Additionally, it is noted that there have been no facts argued that suggest that the complainant
was "prevented by circumstances beyond his control" from investigating his rights
within the regulatory period. Accordingly, no case has been made-for equitable tolling and the
Secretary of Labor's July 12, 1990 decision is final and is dispositive of the issues raised in the
instant appeal. Rose v. Dole, 945 F.2d 1331 (6th Cir. 1991).
Complainant argues, in effect, that the December 20, 1990 settlement must be approved by the
Secretary of Labor and therefore the initial case is still open. True enough the statute does
require approval of the Secretary of settlements. Fuchko v. Georgia Power Co., 89
ERA 9, 10. However the instant case was settled after the Secretary of Labor's order of July 12,
1990 had become final dismissing the case. It is not believed that the Secretary retains
jurisdiction after such a dismissal. Assuming arguendo that there is still a residue of jurisdiction
left on the issue of the settlement, the facts in the record before me would not permit me to
recommend as to whether the settlement is fair, adequate and reasonable. For instance, I have
not been made aware of the value of the property right that the claimant had in his job or factors
in mitigation and I would therefore not be able to assess whether the amount agreed upon is
reasonable. In the event the secretary believes that jurisdiction is still retained as to the
settlement, a copy of the agreement is contained in the file for the Secretary's review.

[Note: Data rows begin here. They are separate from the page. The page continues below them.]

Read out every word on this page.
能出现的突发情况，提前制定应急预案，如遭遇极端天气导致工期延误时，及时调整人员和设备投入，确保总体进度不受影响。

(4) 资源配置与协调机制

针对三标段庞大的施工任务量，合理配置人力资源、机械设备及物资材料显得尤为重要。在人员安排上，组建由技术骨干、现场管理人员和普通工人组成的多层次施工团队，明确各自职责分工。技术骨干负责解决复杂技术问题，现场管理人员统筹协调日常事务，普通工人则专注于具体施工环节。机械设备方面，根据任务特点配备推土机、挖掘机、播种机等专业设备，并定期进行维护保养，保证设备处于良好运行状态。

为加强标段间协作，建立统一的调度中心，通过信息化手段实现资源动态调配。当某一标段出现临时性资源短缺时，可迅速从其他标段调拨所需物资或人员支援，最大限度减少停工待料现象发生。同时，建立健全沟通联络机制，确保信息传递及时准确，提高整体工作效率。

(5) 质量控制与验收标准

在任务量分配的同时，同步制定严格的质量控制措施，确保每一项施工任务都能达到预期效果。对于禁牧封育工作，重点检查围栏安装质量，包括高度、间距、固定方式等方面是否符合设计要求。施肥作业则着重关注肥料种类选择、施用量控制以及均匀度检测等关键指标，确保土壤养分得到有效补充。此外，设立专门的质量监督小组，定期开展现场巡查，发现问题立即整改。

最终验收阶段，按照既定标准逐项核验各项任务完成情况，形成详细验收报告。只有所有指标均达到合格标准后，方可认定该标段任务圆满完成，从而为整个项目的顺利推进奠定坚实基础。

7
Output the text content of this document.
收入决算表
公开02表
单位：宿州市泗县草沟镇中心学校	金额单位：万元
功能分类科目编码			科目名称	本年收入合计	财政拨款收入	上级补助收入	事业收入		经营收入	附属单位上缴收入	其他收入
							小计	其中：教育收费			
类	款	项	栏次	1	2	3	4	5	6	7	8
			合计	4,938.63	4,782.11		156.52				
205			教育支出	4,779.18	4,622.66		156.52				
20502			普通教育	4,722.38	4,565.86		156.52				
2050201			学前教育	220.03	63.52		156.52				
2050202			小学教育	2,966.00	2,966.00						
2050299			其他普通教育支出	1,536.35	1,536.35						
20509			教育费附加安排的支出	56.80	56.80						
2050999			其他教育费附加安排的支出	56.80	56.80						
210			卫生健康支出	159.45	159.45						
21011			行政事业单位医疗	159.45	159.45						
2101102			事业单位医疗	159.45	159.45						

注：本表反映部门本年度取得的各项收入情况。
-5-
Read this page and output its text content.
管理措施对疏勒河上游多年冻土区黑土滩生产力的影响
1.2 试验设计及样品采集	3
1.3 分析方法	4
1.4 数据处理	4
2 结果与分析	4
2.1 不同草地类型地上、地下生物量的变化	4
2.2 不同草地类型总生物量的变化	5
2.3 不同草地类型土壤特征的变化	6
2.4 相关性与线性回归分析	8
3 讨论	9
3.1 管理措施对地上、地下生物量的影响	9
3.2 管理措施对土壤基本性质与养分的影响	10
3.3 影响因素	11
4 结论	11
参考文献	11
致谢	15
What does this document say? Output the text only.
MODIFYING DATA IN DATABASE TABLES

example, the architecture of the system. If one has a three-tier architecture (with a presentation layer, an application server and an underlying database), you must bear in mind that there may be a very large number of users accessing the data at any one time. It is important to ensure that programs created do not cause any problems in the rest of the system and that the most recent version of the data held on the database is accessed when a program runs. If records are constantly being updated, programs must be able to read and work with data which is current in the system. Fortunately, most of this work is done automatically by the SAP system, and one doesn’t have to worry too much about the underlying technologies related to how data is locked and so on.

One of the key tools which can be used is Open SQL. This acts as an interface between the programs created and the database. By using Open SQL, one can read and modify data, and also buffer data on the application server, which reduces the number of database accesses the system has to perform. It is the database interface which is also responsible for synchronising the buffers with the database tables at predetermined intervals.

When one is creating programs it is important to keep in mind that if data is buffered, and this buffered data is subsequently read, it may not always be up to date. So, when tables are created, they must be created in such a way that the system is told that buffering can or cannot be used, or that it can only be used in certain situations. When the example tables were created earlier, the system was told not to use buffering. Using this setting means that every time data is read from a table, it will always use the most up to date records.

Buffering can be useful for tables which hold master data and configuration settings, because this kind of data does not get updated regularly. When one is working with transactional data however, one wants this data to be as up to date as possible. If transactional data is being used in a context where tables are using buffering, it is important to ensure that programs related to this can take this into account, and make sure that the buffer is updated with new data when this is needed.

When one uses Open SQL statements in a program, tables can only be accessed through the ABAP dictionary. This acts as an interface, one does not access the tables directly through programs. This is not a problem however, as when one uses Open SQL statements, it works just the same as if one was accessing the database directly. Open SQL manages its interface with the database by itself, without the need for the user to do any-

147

Lastly, the complainant appears to argue that its appeal to the Circuit Court had the effect of
tolling the time limitation. Its not clear to me the basis for such a contention especially since the
Court of Appeals dismissed the case for a default on the part of Mr. Gunderson. Further, no
authority is cited for this proposition.
The order that follows is based on the foregoing discussion and findings.
Recommended Order
This matter having been previously disposed of by a final order of the Secretary of Labor on July
12, 1990, it is dismissed with prejudice.